でもまぁ大丈夫でしょ!と判断した芦戸がこれまでの経緯を説明する。


……ということで!!もしかしたらそのマフラーの下にキスマがあるのでは!?などと盛り上がっていたのでしたー!!」

「あ、えっ……と?その…………?」

「申し訳ございません、つい盛り上がってしまい、こんなお話をしてしまって……。」

「あ、謝らないで……?」

「でも、あの切島ならキスマどころか噛み跡とか付けてそうではあるよね〜。鋭い歯で、こう、ガブっと!!!」

…………っ」

「こーらー、もうその辺にしておきなって!クラスメイト同士のそういう話は気まずすぎるって!ほら、本人も困って黙っちゃって…………

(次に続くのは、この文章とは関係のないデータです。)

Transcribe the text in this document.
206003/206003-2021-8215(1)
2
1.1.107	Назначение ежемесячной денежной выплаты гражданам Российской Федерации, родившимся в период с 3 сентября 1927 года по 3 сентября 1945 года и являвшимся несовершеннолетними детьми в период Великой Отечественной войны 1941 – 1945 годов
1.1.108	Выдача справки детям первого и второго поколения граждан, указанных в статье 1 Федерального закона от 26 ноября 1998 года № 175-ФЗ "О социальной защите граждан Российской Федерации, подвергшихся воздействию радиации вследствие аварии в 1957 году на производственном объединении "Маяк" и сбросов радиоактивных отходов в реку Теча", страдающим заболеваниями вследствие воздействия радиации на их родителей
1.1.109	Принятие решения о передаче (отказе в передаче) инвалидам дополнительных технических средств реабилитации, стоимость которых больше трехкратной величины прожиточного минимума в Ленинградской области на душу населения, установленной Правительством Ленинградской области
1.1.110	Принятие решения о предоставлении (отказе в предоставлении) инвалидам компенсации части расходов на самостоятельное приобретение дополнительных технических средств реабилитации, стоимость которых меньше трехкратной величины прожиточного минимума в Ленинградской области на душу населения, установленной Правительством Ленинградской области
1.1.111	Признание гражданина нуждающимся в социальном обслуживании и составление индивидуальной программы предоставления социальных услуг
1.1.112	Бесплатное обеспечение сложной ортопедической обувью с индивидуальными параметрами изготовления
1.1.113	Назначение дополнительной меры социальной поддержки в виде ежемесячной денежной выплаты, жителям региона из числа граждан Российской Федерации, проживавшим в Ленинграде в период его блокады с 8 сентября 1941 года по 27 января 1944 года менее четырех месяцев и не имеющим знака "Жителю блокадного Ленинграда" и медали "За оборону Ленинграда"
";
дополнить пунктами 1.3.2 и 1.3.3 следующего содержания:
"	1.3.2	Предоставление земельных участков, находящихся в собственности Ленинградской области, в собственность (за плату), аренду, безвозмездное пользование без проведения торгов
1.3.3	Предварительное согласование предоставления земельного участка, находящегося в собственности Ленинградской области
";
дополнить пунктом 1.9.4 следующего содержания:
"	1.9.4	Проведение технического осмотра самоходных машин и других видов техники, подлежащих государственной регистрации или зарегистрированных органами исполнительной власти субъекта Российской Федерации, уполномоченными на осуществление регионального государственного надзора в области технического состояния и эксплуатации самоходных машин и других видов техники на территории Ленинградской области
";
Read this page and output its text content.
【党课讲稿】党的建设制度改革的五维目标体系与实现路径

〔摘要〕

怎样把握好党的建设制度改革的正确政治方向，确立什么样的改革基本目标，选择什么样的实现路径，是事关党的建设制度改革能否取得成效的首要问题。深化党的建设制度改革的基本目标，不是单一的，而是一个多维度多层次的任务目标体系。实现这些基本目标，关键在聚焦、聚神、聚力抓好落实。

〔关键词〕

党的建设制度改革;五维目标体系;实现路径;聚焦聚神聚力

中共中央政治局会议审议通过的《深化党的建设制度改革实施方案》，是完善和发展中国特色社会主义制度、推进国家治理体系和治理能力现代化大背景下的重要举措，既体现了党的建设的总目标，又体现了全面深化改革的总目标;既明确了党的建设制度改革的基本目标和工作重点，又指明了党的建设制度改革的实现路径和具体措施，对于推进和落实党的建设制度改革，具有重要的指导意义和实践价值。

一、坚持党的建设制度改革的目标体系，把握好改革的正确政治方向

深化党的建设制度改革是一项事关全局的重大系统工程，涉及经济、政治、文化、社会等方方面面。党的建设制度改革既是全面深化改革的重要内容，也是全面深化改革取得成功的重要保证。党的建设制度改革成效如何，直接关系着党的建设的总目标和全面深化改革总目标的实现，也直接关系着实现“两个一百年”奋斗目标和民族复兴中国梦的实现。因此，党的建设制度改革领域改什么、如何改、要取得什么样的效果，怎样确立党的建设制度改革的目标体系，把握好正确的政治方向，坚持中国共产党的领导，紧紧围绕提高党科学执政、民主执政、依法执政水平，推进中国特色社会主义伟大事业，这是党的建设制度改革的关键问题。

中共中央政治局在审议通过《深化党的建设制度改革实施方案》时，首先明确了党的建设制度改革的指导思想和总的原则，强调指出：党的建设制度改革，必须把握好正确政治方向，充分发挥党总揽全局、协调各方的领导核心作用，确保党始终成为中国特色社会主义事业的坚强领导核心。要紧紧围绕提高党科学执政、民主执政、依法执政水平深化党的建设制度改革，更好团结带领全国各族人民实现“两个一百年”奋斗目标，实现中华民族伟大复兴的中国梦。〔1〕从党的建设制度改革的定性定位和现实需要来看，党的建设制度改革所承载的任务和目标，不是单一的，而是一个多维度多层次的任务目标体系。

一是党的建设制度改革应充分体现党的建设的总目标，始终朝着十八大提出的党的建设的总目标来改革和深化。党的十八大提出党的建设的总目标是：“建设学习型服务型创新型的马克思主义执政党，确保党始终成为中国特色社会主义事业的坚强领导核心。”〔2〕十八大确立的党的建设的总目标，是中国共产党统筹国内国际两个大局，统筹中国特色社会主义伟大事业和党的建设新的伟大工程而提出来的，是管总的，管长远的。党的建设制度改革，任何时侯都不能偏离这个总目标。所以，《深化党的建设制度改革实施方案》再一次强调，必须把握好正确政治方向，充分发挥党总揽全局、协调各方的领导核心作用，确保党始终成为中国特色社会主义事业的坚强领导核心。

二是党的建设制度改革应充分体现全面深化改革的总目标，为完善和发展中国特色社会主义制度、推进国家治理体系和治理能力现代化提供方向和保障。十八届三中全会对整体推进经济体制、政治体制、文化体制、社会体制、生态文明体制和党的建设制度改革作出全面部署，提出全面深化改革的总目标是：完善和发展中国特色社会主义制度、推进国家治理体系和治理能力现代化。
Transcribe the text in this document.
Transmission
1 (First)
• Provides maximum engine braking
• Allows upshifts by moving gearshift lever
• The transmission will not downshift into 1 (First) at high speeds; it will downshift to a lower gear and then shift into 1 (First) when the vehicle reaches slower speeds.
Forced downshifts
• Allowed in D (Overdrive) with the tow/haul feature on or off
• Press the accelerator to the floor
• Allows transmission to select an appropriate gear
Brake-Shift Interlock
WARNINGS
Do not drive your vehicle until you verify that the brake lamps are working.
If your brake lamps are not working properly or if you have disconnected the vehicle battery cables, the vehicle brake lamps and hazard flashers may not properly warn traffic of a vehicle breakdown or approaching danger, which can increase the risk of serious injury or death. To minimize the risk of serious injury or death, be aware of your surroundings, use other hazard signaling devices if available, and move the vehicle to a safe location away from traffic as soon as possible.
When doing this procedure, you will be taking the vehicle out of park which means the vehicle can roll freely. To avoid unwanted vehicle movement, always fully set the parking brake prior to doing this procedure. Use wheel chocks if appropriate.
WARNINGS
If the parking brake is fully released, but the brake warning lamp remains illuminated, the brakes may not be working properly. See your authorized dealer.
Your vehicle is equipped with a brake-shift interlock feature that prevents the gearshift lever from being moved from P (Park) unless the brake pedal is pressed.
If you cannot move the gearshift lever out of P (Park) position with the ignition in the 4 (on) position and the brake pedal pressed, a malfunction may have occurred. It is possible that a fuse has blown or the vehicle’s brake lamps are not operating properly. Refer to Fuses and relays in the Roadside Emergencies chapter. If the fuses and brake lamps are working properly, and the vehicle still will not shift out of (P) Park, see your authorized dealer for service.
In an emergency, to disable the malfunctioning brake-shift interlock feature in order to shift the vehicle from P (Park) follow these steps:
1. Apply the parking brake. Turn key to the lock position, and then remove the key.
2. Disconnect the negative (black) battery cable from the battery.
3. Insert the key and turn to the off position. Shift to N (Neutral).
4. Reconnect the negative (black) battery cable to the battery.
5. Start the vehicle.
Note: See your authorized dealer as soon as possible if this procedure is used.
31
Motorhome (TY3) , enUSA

そう言いながら雪結に視線を向けると、首のマフラーをキュッと握りしめて赤面する雪結の姿。

「あっ……、全然大丈夫だ、けど、恥ずかしいからあんまり見ないでもらえると……助かります……


そう呟いてそっぽを向いてしまった。



「えっ!?」「マジ?」「あら!」


何、何が恥ずかしいの!?好きな人のお話をされたから!?何を見ないで欲しいの!?照れてる顔を見てほしくないだけ!?
そ、それともマジで、その厚着の下に………!?








この後しばらく、シュレディンガーのキスマ&噛み跡として、密かに話題となった。